July 16, 2025 - 5:30pm

Donald Trump yesterday came to Pennsylvania’s Steel City, a symbol of America’s industrial past, to announce the country’s next “golden age” in the race with China for AI supremacy. It was a grand announcement, but the US is by no means storming ahead.

“America’s destiny is to dominate every industry and be the first in every technology, and that includes being the world’s number one superpower in artificial intelligence,” the President said at the Pennsylvania Energy & Innovation Summit. “And we are way ahead of China,” he added, admitting that at first AI was “not my thing”.

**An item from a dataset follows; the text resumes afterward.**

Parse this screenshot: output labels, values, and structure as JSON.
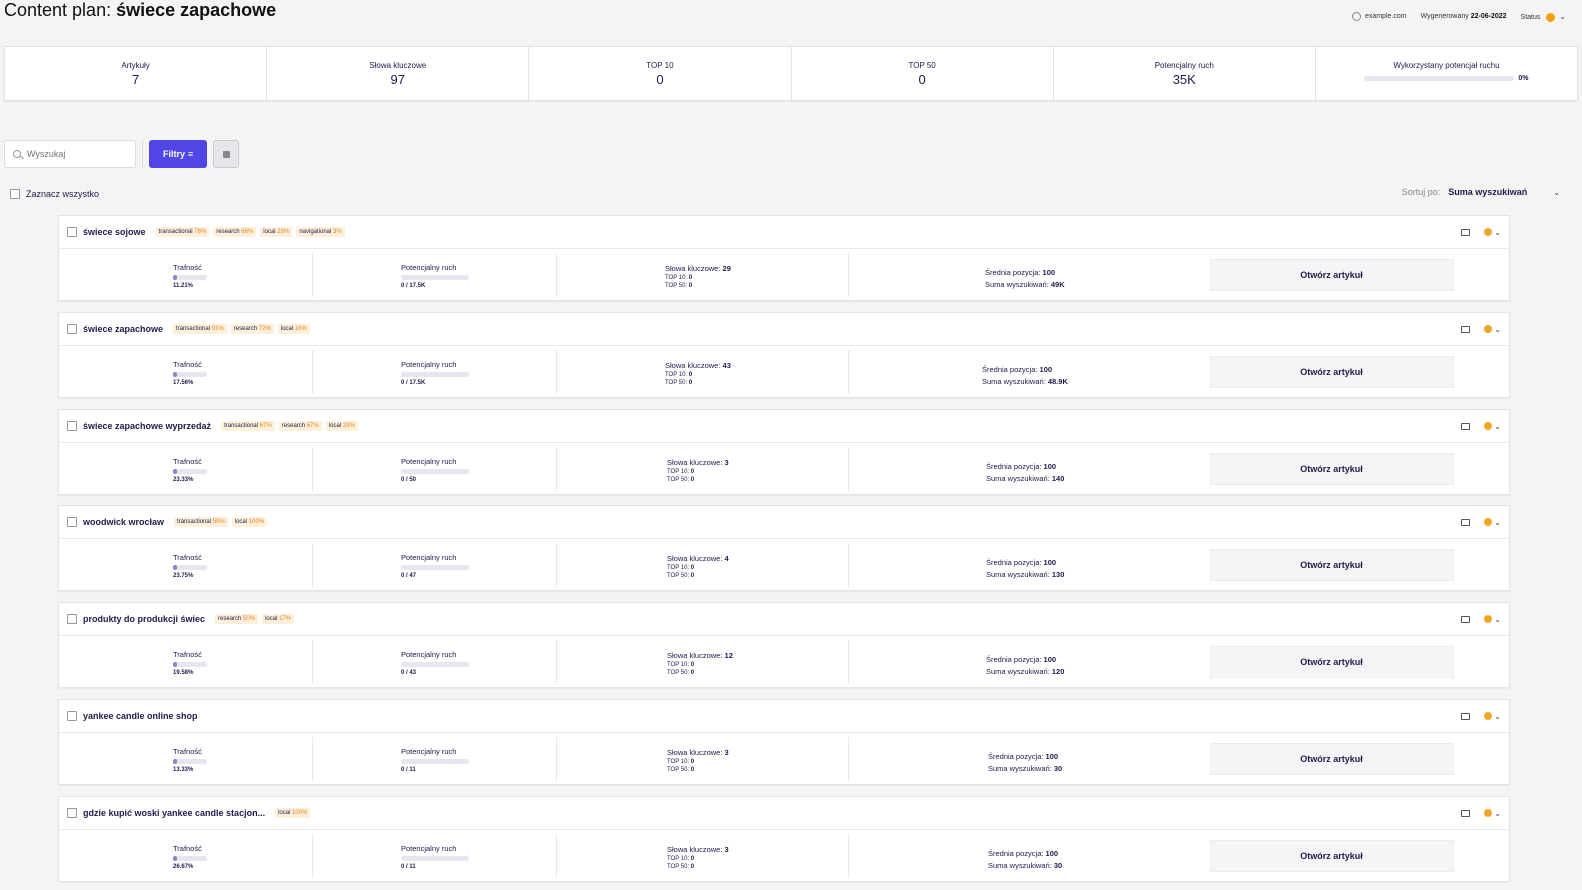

Republican Senator Dave McCormick had convened hundreds of investors, Big Tech leaders, and policymakers in Pittsburgh to announce $92 billion of private-sector investment in natural gas, nuclear power, and data centers that he said will create tens of thousands of jobs in the state.

Trump’s presence cemented Pennsylvania, which swung for the Republican candidate in 2016 and 2024, as the pivotal player in re-industrializing America and competing with China — rhetoric that Democratic Governor Josh Shapiro used when Amazon announced a $20 billion investment in Pennsylvania data center campuses just a month ago.

While the data center investments bring impressive dollar figures, it is unlikely that these initiatives will spark a true techno-industrial renaissance. First, once construction is over, data centers don’t need that many workers to operate. Tax revenues are their main benefit, which has allowed Loudoun County, Virginia — the data center capital of the United States — to have the lowest real estate property tax rate in Northern Virginia.

And then there’s the question of whether regular electricity customers will have to pay for all the costs that go into the power plants and transmission lines these centers will need. A 2024 Virginia audit found that accommodating data centers’ increased energy demand would hike up monthly electricity costs for a typical customer by $14 to $37 by 2040. It’s no wonder, then, that locals in northeast Pennsylvania are protesting against power lines which the utility company wants to build to power data centers.

Trump promised to let tech companies build their own power plants next to data centers, powered by natural gas, nuclear power, and coal — but not wind. His Big Beautiful Bill, which he lauded as “the biggest tax cut in history”, attempts to resurrect America’s dirty coal industry, even as solar-powered electricity now costs less than natural gas. It will also phase out tax credits for solar, wind, and electric vehicles, putting at risk billions of dollars of renewable investments and kneecapping former president Joe Biden’s push for clean energy.

At a time when Saudi Arabia is investing billions of dollars in solar and wind power to generate the force necessary for AI data centers, Trump seems to want to turn the United States — or Pennsylvania with its massive natural gas reserves — into a petrostate. Given that China has leapfrogged the US in solar, batteries, critical mineral processing, and electric vehicles, the President appears to be tying one arm behind his back.

Though heavily reliant on coal, China’s truly “all-of-the-above” energy mix produces twice the electricity of the US — electricity Big Tech companies such as Amazon and Google say they need to power data centers and advance AI. Recognizing this threat, Trump has ordered the Department of Energy to remove regulatory barriers and help add 300 GW of nuclear capacity by 2050. Already, Amazon is building a data center campus next to a Pennsylvania power plant just as Microsoft brings Three Mile Island back online. Manufacturer Westinghouse used the summit to announce plans to build 10 nuclear reactors across the country.

“Lots of jobs. Lots of success. It’s going to be beautiful to behold,” Trump said. “We have a true golden age for America.” And as for China, “we’re not catching them, we’re leading.”